A pesquisa realizada na Unifesp buscou atender simultaneamente a três objetivos: melhorar o valor nutricional agregado, aumentar a aceitabilidade pelos consumidores e buscar soluções com viabilidade tecnológica.

“Utilizando diferentes técnicas de criação e otimização de produtos, conseguimos obter mais de 15 formulações que consideramos ótimas. São produtos que contêm de 50% a 100% de farinha integral sem glúten em sua composição e, por isso, apresentam um alto teor de fibras e maiores porcentagens de proteínas, vitaminas e minerais. Pesquisas qualitativas que fizemos com grupos de consumidores mostraram que os nossos pães integrais sem glúten tiveram aceitabilidade comparável à do pão elaborado com farinha de trigo”, conta Capriles.
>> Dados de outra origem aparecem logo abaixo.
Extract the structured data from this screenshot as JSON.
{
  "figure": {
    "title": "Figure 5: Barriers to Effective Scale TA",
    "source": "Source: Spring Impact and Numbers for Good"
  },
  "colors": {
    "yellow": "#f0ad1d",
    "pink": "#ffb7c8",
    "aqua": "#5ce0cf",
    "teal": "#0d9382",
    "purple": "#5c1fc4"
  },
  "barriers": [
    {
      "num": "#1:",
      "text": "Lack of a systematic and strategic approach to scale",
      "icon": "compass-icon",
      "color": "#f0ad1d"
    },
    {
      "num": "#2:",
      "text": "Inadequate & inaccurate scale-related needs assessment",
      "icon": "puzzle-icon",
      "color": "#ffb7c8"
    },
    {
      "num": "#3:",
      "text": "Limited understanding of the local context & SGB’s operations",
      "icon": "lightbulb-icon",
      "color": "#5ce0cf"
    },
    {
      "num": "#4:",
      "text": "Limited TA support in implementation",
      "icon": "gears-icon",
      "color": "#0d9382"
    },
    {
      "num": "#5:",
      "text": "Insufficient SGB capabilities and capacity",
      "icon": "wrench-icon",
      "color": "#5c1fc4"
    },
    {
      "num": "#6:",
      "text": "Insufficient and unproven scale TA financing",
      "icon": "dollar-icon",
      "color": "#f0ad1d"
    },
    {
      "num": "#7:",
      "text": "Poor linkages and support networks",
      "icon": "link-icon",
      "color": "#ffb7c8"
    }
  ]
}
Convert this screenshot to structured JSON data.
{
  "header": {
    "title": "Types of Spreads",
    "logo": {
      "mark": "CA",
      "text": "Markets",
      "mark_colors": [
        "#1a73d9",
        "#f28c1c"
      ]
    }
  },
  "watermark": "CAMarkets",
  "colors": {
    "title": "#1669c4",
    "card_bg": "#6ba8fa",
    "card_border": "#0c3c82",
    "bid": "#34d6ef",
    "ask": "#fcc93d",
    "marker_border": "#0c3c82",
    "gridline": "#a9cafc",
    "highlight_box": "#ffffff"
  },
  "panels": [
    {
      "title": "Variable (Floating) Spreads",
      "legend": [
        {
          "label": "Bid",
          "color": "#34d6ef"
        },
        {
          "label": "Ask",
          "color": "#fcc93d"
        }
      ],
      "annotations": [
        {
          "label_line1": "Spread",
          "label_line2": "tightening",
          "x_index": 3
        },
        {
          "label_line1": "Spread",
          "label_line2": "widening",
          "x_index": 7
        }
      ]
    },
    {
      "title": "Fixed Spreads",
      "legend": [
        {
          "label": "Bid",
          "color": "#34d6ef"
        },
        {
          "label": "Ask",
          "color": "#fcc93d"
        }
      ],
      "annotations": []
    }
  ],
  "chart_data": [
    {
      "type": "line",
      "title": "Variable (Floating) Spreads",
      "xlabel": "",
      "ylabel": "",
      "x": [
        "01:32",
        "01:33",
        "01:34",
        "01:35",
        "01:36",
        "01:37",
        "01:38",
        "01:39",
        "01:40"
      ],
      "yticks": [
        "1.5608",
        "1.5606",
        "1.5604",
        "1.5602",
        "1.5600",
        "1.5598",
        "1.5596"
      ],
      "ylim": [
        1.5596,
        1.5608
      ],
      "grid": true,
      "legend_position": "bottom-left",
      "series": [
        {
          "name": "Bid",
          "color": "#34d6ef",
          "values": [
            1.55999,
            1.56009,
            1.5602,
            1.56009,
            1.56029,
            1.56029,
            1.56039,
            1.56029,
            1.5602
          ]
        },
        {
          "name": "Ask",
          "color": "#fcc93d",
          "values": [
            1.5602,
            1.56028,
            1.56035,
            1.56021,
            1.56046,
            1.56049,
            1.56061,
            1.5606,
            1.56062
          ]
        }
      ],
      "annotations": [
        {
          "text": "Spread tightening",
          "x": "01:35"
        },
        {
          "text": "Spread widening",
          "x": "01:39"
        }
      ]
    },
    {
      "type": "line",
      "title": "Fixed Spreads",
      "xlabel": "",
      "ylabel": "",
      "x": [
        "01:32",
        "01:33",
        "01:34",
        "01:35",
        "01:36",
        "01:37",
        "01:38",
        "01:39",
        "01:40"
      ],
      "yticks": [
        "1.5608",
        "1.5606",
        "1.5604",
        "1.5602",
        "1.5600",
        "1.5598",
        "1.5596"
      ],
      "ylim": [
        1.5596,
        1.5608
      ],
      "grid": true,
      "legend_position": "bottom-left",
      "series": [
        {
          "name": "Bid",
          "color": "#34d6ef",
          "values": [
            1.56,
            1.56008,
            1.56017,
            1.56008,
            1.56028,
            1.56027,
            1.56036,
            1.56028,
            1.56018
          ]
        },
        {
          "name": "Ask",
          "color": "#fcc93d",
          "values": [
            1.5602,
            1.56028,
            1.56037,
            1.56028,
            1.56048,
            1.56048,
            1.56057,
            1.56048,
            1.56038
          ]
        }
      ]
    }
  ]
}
O grupo pesquisou diferentes matérias-primas: farinhas integrais de cereais, como arroz, sorgo e milheto; de pseudocereais, como amaranto, quinoa e trigo sarraceno; e de outros vegetais, como grão-de-bico, feijão e pinhão. Outro foco do trabalho foi a incorporação de fibras alimentares na formulação. Dentre estas, destacou-se, pelos bons resultados, o psyllium.

Fibra solúvel

O psyllium é um material extraído da casca das sementes do arbusto Plantago ovata. Cada 100 gramas dele fornecem 80 gramas de fibra solúvel. Como é higroscópico, ou seja, absorve água, ele aumenta muito de volume em contato com líquidos, se expande e forma uma massa gelatinosa. Essas características o transformaram em uma espécie de “bola da vez” no campo dos chamados nutrientes funcionais, sendo indicado como coadjuvante no tratamento de várias doenças, de constipação intestinal a diabetes e aterosclerose.

“Chegamos a produzir um pão com 17% de psyllium. E a capacidade de agregar água possibilitou que a massa fosse moldada em diversos formatos, como ocorre com os pães de farinha de trigo convencionais, e não apenas como pão de forma. Em estudos mais recentes, associamos psyllium com farinha de grão-de-bico, obtendo resultados surpreendentes. Além da alta aceitabilidade e da rica composição nutricional, o novo produto destaca-se pela baixa resposta glicêmica [eleva pouco a glicemia na circulação] e pelo aumento do índice de saciedade em indivíduos saudáveis. Outro aspecto muito interessante é que ele manteve sua aceitabilidade mesmo após sete dias de armazenamento a temperatura ambiente”, destaca Capriles.

O próximo passo idealizado pela pesquisadora é firmar parcerias com o setor produtivo para transferir a tecnologia desenvolvida, bem como realizar novas pesquisas e desenvolvimento em colaboração.